Books for the foundations of quantum mechanics?

[wigglywinks]

I finished reading "Linear Operators for QM" by Jordan a couple of weeks ago, and it was extremely interesting for me. It introduced various topics in functional analysis that are relevant to the foundations of QM (Hilbert spaces, spectral theory, von Neumann algebras, etc.).

I was wondering if anyone could recommend some pure maths books that go into these topics in more detail, or any other physics books that explain the mathematical foundations of QM written for advanced undergraduate/early graduate students. If you know about any books on an introduction to functional analysis in general, then that would be great too.

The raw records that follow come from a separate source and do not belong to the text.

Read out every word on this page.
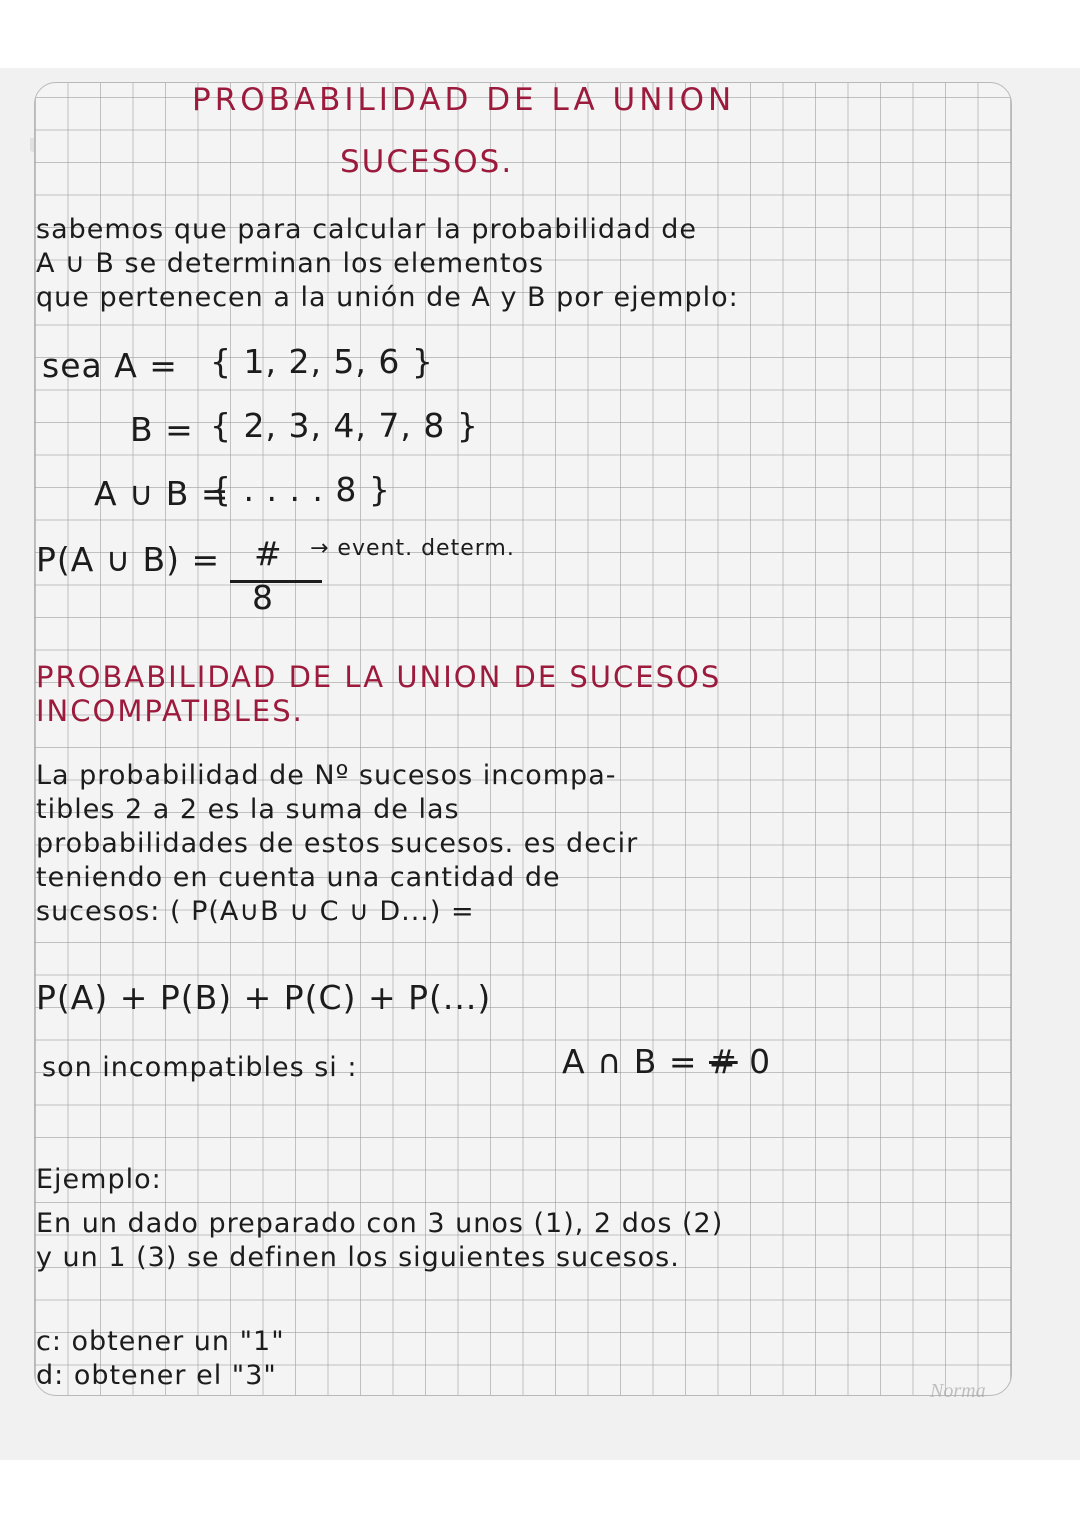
PROBABILIDAD DE LA UNION
SUCESOS.
sabemos que para calcular la probabilidad de
A ∪ B se determinan los elementos
que pertenecen a la unión de A y B por ejemplo:
sea A = { 1, 2, 5, 6 }
B = { 2, 3, 4, 7, 8 }
A ∪ B =
{ . . . . 8 }
P(A ∪ B) = # → event. determ.
8
PROBABILIDAD DE LA UNION DE SUCESOS
INCOMPATIBLES.
La probabilidad de Nº sucesos incompa-
tibles 2 a 2 es la suma de las
probabilidades de estos sucesos. es decir
teniendo en cuenta una cantidad de
sucesos: ( P(A∪B ∪ C ∪ D...) =
P(A) + P(B) + P(C) + P(...)
son incompatibles si :	A ∩ B = # 0
Ejemplo:
En un dado preparado con 3 unos (1), 2 dos (2)
y un 1 (3) se definen los siguientes sucesos.
c: obtener un "1"
d: obtener el "3"	Norma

Also, how much measure theory and Lebesgue theory would I need? My only exposure to those things are from Rudin's mathematical analysis and the QM book I've mentioned.

 

[marcusl]

Edmonds, Angular Momentum in Quantum Mechanics

Many people like Tinkham, Group Theory and Quantum Mechanics, but I have no direct experience

 

[mattt]

"Functional Analysis" (Walter Rudin), "Fundamentals of the Theory of Operator Algebras" (Kadison and Ringrose, two volumes), "Methods of Modern Mathematical-Physics" (Reed and Simon, four volumes), "Mathematical Methods in Quantum Mechanics (with applications to Schrodinger Operators)" (Gerald Teschl), "Mathematical Structure of Quantum Mechanics (a short course for mathematicians)" ( F. Strocchi), "Mathematical Foundations of Quantum Mechanics" (John Von Neumann, 1932 ).For the mathematics behind big parts of QFT:

"Local Quantum Physics" (Haag), "Quantum Physics: A Functional Integral Point of View" (Glimm and Jaffe), "Introduction to Algebraic and Constructive Quantum Field Theory" (Baez, Segal...), "Quantum Field Theory for Mathematicians" (Robin Ticciati), "Quantum Field Theory (a tourist guide for mathematicians)" (Folland).

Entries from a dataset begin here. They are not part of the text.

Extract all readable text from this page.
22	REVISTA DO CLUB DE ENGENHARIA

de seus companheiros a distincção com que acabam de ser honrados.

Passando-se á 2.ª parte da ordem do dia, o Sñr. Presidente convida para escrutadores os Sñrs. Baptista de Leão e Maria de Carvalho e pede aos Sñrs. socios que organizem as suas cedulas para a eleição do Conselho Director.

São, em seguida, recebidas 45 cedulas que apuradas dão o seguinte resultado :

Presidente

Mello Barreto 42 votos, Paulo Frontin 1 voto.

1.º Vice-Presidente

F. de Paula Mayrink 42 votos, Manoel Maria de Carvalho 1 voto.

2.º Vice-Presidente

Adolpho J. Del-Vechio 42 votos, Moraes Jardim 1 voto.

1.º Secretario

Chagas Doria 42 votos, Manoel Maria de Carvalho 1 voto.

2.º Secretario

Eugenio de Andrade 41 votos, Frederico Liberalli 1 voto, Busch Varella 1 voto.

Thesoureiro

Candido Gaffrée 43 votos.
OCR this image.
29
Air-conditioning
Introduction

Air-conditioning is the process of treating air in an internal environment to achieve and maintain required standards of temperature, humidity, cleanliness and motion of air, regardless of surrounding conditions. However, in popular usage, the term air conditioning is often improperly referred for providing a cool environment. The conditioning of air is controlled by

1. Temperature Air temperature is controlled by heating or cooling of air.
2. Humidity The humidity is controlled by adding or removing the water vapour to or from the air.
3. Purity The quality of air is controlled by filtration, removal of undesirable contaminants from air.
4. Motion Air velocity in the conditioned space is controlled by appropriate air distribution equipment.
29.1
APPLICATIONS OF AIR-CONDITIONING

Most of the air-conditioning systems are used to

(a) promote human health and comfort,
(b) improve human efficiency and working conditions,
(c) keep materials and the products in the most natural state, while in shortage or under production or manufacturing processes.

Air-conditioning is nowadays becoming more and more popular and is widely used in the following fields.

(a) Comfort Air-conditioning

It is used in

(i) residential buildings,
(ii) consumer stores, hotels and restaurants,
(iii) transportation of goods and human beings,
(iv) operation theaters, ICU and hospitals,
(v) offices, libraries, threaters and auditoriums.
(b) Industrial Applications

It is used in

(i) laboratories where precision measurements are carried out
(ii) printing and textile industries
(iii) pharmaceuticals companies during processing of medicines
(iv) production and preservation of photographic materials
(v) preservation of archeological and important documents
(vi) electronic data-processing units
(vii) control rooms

To be able to really understand the physical side, you'll need to study at the same time books like:

For QM: "Quantum Mechanics, A Modern Development" (Ballentine), "Mecanica Cuantica" (Galindo y Pascual)

For QFT: "The Quantum Theory of Fields" (Weinberg, 3 volumes), "Quantum Field Theory" (Eberhard Zeidler, 3 volumes already and 3 more are coming).There are many more important textbooks, but with these ones you'll be busy for 20 or 30 years (no kidding).

 

[bhobba]

Yea - Ballentine's book is the one you want. He explains with reasonably good rigor how QM is the result of two axioms. And one of those axioms to a large extent follows from the other via Gleason's Theorem (not completely - which is why you can't ditch it - but it is seen to apply with the very mathematically intuitive idea of non contextuality):
http://kof.physto.se/cond_mat_page/theses/helena-master.pdf

Also, how much measure theory and Lebesgue theory would I need? My only exposure to those things are from Rudin's mathematical analysis and the QM book I've mentioned.

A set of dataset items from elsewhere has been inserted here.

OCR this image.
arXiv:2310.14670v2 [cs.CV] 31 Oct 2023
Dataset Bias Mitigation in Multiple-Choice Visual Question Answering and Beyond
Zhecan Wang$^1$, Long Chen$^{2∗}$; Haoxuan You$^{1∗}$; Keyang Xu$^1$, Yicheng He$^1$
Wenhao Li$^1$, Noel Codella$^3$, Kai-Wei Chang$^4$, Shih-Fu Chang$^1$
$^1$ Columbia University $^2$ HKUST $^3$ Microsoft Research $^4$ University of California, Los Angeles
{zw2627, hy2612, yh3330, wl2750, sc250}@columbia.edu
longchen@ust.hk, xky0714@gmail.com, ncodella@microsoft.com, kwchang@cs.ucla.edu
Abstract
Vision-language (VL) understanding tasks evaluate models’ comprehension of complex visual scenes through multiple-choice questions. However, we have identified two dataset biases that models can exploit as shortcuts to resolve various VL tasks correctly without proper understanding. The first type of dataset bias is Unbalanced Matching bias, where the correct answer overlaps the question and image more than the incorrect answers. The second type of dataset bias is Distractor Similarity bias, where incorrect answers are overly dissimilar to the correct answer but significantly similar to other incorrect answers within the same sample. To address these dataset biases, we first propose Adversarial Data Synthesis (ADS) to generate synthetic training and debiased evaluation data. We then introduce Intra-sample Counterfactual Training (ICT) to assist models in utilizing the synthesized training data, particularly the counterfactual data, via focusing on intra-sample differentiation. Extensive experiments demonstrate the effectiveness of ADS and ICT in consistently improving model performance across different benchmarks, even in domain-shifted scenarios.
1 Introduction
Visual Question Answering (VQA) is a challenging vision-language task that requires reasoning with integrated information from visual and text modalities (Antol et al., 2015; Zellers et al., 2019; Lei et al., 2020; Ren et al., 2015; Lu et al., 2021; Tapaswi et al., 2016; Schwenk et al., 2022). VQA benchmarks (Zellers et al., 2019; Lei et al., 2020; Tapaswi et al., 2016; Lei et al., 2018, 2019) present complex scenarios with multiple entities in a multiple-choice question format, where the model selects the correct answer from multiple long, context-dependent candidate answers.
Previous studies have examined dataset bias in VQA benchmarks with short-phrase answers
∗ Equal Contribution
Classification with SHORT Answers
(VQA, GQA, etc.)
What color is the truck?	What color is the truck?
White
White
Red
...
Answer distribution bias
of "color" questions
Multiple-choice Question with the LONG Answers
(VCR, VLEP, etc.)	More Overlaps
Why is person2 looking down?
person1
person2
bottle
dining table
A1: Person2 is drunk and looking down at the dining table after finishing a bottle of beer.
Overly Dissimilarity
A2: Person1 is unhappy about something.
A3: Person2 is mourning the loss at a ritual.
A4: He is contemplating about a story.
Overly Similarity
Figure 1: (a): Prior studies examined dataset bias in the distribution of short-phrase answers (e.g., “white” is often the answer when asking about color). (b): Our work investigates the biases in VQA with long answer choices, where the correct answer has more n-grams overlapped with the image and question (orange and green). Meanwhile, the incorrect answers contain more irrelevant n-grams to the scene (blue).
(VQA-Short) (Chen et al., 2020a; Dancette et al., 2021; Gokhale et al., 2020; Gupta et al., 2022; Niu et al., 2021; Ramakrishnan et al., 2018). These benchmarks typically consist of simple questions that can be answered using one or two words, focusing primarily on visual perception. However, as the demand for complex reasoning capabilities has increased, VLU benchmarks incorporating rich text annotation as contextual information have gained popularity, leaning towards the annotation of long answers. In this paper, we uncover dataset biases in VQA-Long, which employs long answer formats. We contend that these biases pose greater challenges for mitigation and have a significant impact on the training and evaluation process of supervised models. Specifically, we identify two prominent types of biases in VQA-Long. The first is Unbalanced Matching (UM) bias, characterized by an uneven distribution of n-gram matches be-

You can learn Lebesque integration from many sources - Ruden is fine. For Hilbert spaces and its relation to QM get Von Neumann's Classic - Mathematical Foundations of QM. But, while Von Neumans method, based on the spectral theorem, is mathematically rigorous, it's not what is used by physicists. To understand the way they look at it you need to come to grips with Rigged Hilbert Spaces, the Generalized Spectral Theorem, and Distribution Theory. Ballentine gives a reasonable introduction to that but I actually reccomend the following little gem:
https://www.amazon.com/dp/0521558905/?tag=pfamazon01-20

Thanks
Bill

 

[Jorriss]

Simon & Reed Functional Analysis is a great book for this purpose.

 

[micromass]

The book by Prugovecki is pretty good: http://books.google.be/books/about/...ilbert_space.html?id=qy_-oXdxJfcC&redir_esc=y

Like Jorriss mentioned, Reed & Simon is excellent and one of my favorites.

 

[wigglywinks]

Thanks for the suggestions everyone, I'll take a look at them.